海の奥深くは光合成に必要な太陽が届かないため、表層とは環境や生態系が異なっており、水圧・低水温・暗黒・低酸素状態などの過酷な環境条件に適応するため、生物は独自の進化を遂げています。大深度潜水が可能な有人や無人の潜水艇や探査船を保有する国や団体は少ないため、人類にとって解明されていない部分が多くあります。そんな環境を探索するために運用されていたWHOI(ウッズホール海洋研究所)によって建造されたロボット潜水艦「ネーレウス」が潜水中に大破してしまいました。

BBC News - Nereus deep sea sub 'implodes' 10km-down

http://www.bbc.com/news/science-environment-27374326

ネーレウスはニュージーランドの北東にあるケルマデック海溝の深海1万メートル付近を探索中に巨大な水圧が機内にかかり大破したことが機体の残骸から推測されています。WHOIのティモシー・シャンク氏は「ネーレウスは地球や生命の根源である海中を調査する乗り物として、6年にわたり研究者すら分からないような未知の領域への理解を深めてくれる唯一の乗り物だった」とコメントしており、研究者達にとって大切な役割を果たしてきたネーレウスの大破は、8億円の建造費以上に痛いものだったのかもしれません。ネーレウスは自動運転と支援船を使った遠隔操作が可能で、今までの潜水艇が到達できなかった深海を探索するため多くの革新的な技術が採用されていました。機体には約2000個のリチウムイオン電池を搭載し、コントローラーと機体は髪の細さほどの光ファイバーケーブルが使用されていました。
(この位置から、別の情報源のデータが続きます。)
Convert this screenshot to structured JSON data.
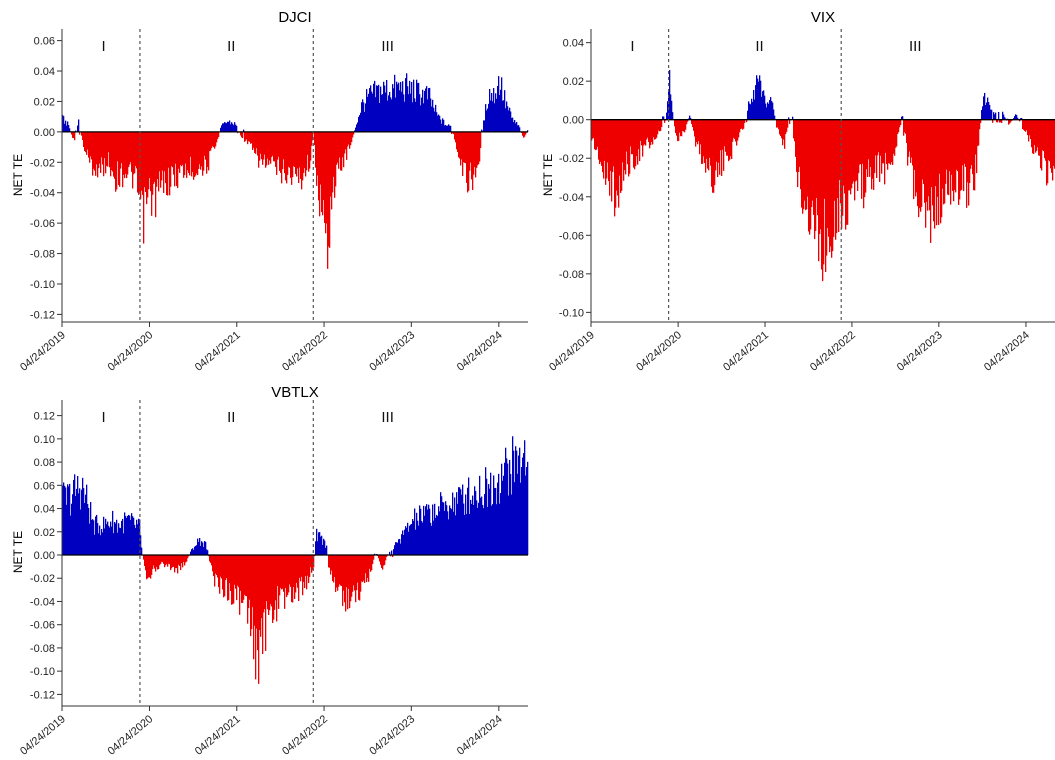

ネーレウスは黄色い機体が特徴で、後方に光ファイバーケーブルが付けられています。



ネーレウス後方に接続されれているケーブルは髪の毛よりは太いように見えますが、かなり細いものを使っているようです。



イギリスのサウサンプトン大学の海洋学者ジョナサン・コプリー氏は「深い海を潜水艇が潜ることは常にリスクがある」と警告しています。 ジョナサン・コプリー氏は自身のブログに「現状、深海まで潜れる機材は遠隔操作で測定できるものしかないので、水中でかかる圧力を知るためにはもっと多くのサンプルを集める必要がある。研究者は1世紀以上に渡りたくさんの盲目的にサンプルを集めてきましたが、深海は環境が違うので全てのエリアにおいて今までの事例が当てはまるとは限らず、もっと詳細な条件を記録したサンプルを取るべきです」と主張しています。



By Deepwater Horizon Response

ネーレウスを失った今、WHOIは再度潜水艇を建造することになりそうですが、どのような機体になり、どの程度予算がかかるかが気になるところです。